La situation actuelle de confusion ou Hollande tente de saisir la balle au bond, mais part dans la mauvaise direction en tentant de lancer une union des pays méditerranéens, union de tous les canards boiteux de l’Europe,et de tous les pays sous développés qui croulent sous les dettes et ou les gauchistes portés par leurs promesses démagogiques prennent modèle sur la Grèce, refusent l’austérité, et s’appuient sur tous les mécontentements pour occuper le pouvoir en attendant le moment ou mis en face de leur incompétence et des caisses vides, il refileront la patate chaude à la droite.

La Grande Bretagne en moins, cela ampute le budget de l’Europe de 15%. Mais est ce décisif?

On a bien vu quelle erreur cela constituait de chercher l’élargissement  perpétuel de l’Europe,et que tous ceux qui ont demandé leur adhésion n’étaient pas forcément prêts à jouer le jeu, et voyaient d’abord les subventions qu’ils allaient encaisser.

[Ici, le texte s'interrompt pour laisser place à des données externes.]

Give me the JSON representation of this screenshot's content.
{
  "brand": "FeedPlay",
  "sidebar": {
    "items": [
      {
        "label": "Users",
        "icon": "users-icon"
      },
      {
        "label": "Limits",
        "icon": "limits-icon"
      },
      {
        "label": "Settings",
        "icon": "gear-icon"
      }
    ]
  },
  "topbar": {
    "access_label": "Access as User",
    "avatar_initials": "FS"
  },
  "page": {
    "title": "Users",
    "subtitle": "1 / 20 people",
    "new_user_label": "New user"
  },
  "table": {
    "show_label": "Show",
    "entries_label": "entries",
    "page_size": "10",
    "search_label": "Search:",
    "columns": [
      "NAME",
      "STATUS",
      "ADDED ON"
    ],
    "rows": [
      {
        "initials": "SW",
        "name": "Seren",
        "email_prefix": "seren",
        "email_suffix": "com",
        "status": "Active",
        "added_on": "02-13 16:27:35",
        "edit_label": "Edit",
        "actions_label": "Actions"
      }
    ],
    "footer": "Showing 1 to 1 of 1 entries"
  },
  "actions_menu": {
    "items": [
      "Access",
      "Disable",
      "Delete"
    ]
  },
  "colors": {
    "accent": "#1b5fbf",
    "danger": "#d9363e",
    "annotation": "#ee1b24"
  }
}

En tout cas,un malaise est nettement perceptible du côté anglais: une pétition de plus de trois millions de signataires réclame que le référendum soit revoté, considérant que les mensonges de toutes sortes ont détourné de nombreux votes.Le mouvement d’extrême droite UKIP avait promis de réattribuer aux dépenses de  santé l’argent consacré aux migrants vient d’avouer que il n’en ferait rien. Les Ecossais qui avaient renoncé à leur voeu d’indépendance pour rester dans  l’ Europe ont l’impression d’avoir été les dindons d’une sinistre farce, puisque rester dans l’union entraînera leur retrait de l’Europe. Les figures des Londoniens, majoritairement partisans du « in » se sont allongées et ils expriment clairement leur mécontentement, quand ce n’ est pas la colère. La menace d’éclatement du royaume Uni qui pèse sur les liens avec l’Ecosse et l’Irlande fait courir à l’UK le plus grave danger qui l’a jamais menacé depuis des siècles, et ce sont les Anglais qui sont la cause de cette prise de risques. En fait personne ne sait ce qui va se passer, et c’est bien ce qui donne son caractère irresponsable à cette décision. L’Angleterre est partagée  entre les nationalistes, plus ou moins nostalgiques de l’époque de la grandeur britannique et les modernistes qui sont attachés au particularisme anglais, mais n’en font pas l’alpha et l’oméga de leur vie quotidienne ni de leurs institutions.

La rencontre au sommet des principaux chefs d’état Européens risque d’être un flop supplémentaire, étant donné l’absence de consensus profond sur ce que doit être l’Europe, la position de Hollande étant la pire, basée sur l’idéologie ancienne de l’Europe fédérale, c’est à dire le déni des identités nationales, notion incompréhensible pour un socialiste. La vision socialiste de l’Europe étant celle poussée par la bureaucratie Bruxelloise, ou les particularismes nationaux doivent être pourchassés pour aboutir à l’uniformité grise d’un fonctionnariat affamé de normes à prescrire.

La seule solution pour l’Europe est de se restreindre à un noyau actif, de ne pas se laisser dévorer par un libéralisme qui laisse des pays extérieurs bénéficier de privilèges économiques, et de déterminer une politique migratoire qui cesse de privilégier les bons sentiments sur la sauvegarde des cultures locales. Sur chacun de ces points, le gouvernement français se trouvera à contrepied de ce qui devrait être fait, et ou bien fera perdre du temps, ou bien partira à contresens de ceux qui essaieront de sauver l’Europe.